Nein, die Jungs spielen ihrer Herkunft und Carstensens Mitgliedschaft bei WARNING SF zum Trotz keinen Thrash, sondern Rock an der Schwelle zum Metal unter Wahrung der klassischen Werte: ausgefeiltes Handwerk, melodischer Gesang und Songwriting als dreieiniger Mittelpunkt. Insgesamt fällt die Musik von MY VICTIM schleppend und immerzu leicht melancholisch aus, was Assoziationen zu „feineren“ Alterna-Recken wie ALICE IN CHAINS („Wake Me“, „For Randy“) oder SOUNDGARDEN („Heroes Or Enemies“, „This Bitter Pill“) nach sich zieht.

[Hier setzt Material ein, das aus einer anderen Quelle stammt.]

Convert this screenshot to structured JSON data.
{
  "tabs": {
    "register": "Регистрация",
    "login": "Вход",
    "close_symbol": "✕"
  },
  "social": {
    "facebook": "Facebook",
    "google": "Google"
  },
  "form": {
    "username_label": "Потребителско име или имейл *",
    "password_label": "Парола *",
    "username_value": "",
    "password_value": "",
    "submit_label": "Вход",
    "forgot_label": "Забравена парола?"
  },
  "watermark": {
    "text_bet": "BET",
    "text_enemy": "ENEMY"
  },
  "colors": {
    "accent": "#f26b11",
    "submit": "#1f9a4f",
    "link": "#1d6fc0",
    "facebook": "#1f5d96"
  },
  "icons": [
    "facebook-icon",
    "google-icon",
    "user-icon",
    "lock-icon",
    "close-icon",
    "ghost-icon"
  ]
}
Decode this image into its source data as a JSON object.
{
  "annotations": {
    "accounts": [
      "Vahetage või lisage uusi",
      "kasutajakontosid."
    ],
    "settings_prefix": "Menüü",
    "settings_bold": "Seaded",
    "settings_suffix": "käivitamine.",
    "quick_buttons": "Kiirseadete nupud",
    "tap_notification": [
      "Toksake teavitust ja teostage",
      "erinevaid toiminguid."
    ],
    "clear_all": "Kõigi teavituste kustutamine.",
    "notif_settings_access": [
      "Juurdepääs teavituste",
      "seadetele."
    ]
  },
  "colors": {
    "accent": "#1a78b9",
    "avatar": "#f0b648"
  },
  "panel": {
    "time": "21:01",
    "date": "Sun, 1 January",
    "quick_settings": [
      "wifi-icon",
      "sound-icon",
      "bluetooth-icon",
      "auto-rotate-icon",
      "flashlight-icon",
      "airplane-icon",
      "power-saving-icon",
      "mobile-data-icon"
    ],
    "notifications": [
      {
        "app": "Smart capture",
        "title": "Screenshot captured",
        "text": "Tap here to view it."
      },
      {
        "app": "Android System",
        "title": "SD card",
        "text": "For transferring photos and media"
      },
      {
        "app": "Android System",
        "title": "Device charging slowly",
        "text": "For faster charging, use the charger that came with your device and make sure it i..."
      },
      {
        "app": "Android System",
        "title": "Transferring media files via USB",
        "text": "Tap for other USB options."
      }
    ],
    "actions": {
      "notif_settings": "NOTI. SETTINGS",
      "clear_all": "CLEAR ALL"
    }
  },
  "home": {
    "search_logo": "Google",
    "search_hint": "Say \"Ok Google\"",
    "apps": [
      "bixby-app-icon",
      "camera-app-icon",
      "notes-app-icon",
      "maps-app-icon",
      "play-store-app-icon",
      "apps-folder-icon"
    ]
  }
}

Mit „Ashes To Ashes“ lehnen sich die Herren aus der Bay Area an die späteren FAITH NO MORE an und verschränken diese auf überzeugende Weise mit einem AOR-kompatiblen Refrain sowie zugleich finsteren Untertönen, was ihnen erst einmal jemand nachmachen muss. „Wake Me“ fällt hinterher ähnlich unfassbar, aber stimmig aus: durchsetzt von Akustikgitarre einer- und einem modern stockenden Groove andererseits, trefflich eingelocht schließlich durch den sehnsuchtsvollen Refrain. „Days Gone“, „Burning Life“ und „Hopeless“ sowie der Rauswerfer „Into Eternity“ drücken wie METAL CHURCH zu Hochzeiten, auch weil der Gesang gleichsam gefühl- wie kraftvoll ausfallen kann und die Rhythmusgruppe dynamisch pumpt.
Innerhalb ihrer recht weit auseinandergehenden Koordinaten sind MY VICTIM variabel und geizen obendrein nicht mit der heuer selten gewordenen Form von Gitarrensolo, die sich als Song im Song ausmacht. Kabinettstücke müssen die Musiker nicht zeigen, da die Kompositionen an sich stimmen, wenngleich kein Megahit dazwischen ist. Andererseits stinkt kein einziges Lied ab oder fällt auch nur durchschnittlich aus, was bei 14 an der Zahl beachtlich anmutet. Hervorheben darf man nichtsdestoweniger „No End“ wegen seines mordsmäßigen Hooks sowie das hämmernd verspielte „M.V.T.Z.M.“ und das relativ old-schoolige „Rise And Fall“, das sich nach einiger Zeit als Ohrwurm entpuppt.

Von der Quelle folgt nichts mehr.